The Coronavirus crisis is unprecedented and not since the second world war has the UK faced such a challenging situation. Much of the UK is at a standstill, while construction employers wrestle with unclear Government advice as to what they should and should not do, with many torn between business survival and keeping their workforce safe. At the same time, many self-employed construction workers face the stark choice of working or not earning.
The NASC is advising access and scaffolding contractors to carry out detailed risk assessments of every project they are currently undertaking to determine whether to continue working on site.
While construction sites in Scotland have been instructed to close, the Government’s latest covid-19 restrictions, imposed on Monday evening, did not limit construction activities and as such sites in other parts of the UK can and are remaining open at this time.
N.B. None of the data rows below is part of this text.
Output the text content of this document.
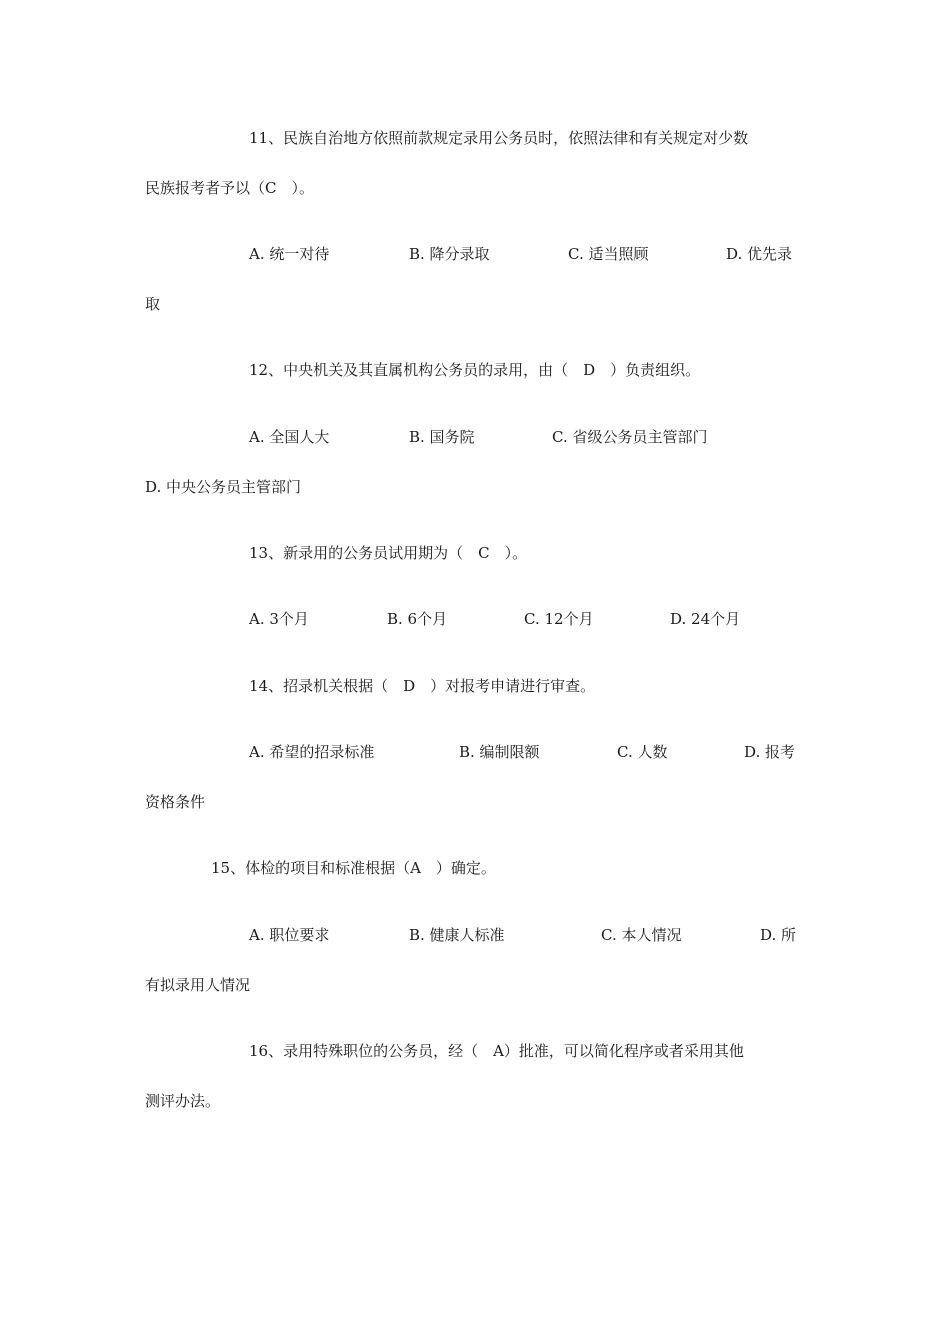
11、民族自治地方依照前款规定录用公务员时，依照法律和有关规定对少数
民族报考者予以（C　）。
A. 统一对待	B. 降分录取	C. 适当照顾	D. 优先录
取
12、中央机关及其直属机构公务员的录用，由（　D　）负责组织。
A. 全国人大	B. 国务院	C. 省级公务员主管部门
D. 中央公务员主管部门
13、新录用的公务员试用期为（　C　）。
A. 3个月	B. 6个月	C. 12个月	D. 24个月
14、招录机关根据（　D　）对报考申请进行审查。
A. 希望的招录标准	B. 编制限额	C. 人数	D. 报考
资格条件
15、体检的项目和标准根据（A　）确定。
A. 职位要求	B. 健康人标准	C. 本人情况	D. 所
有拟录用人情况
16、录用特殊职位的公务员，经（　A）批准，可以简化程序或者采用其他
测评办法。
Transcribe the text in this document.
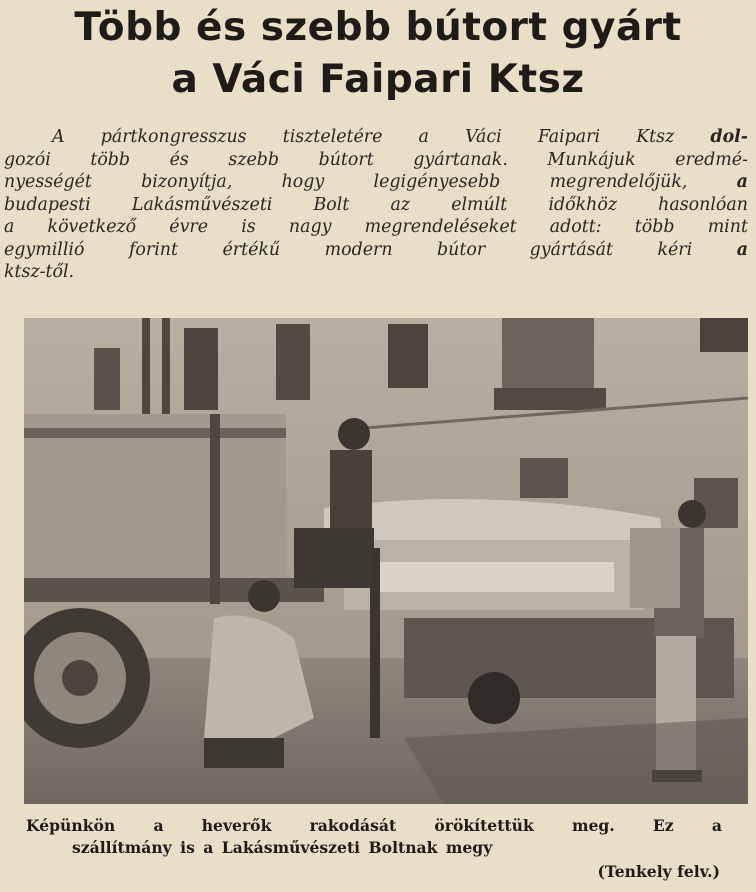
Több és szebb bútort gyárt
a Váci Faipari Ktsz
A pártkongresszus tiszteletére a Váci Faipari Ktsz dol-
gozói több és szebb bútort gyártanak. Munkájuk eredmé-
nyességét	bizonyítja,	hogy	legigényesebb	megrendelőjük,	a
budapesti Lakásművészeti Bolt az elmúlt időkhöz hasonlóan
a következő évre is nagy megrendeléseket adott: több mint
egymillió	forint	értékű	modern	bútor	gyártását	kéri	a
ktsz-től.
Képünkön a heverők rakodását örökítettük meg. Ez a
szállítmány is a Lakásművészeti Boltnak megy
(Tenkely felv.)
However, the NASC believes that employee health and safety should be prioritised at all times and is aware of the risk of the spread of the virus between construction workers on site – including scaffolding operatives – their families and the wider community, which could put many lives in danger.
The NASC is therefore calling on scaffolding contractors to make detailed risk-based decisions on the amount of site-based activities they conduct.
This should take into account the staff that they have available, in particular identifying any in the “at risk category” along with the unique arrangements on individual sites, transportation (getting to and from sites) and the Site Operating Procedures – Protecting Your Workforce document issued by the Construction Leadership Council in conjunction with Build UK.
Given the nature of access and scaffolding work, it is entirely possible that safe working conditions cannot be maintained on many sites.
Should a scaffolding contractor subsequently choose to withdraw its operatives from site temporarily the NASC fully recognises this decision.
The NASC calls on main contractors / clients to recognise the right of access and scaffolding contractors to conclude that safe working is not possible and to withdraw their workers from site.
Emergency works required during this period should be considered on a case by case basis and in the light of recommended site operating procedures.
The NASC will continue to provide scaffolding industry-related coronavirus advice to all of its members and the wider scaffolding industry through its dedicated covid-19 news stream, which can be found here and repeat calls for the Government to provide more detailed advice to the construction sector.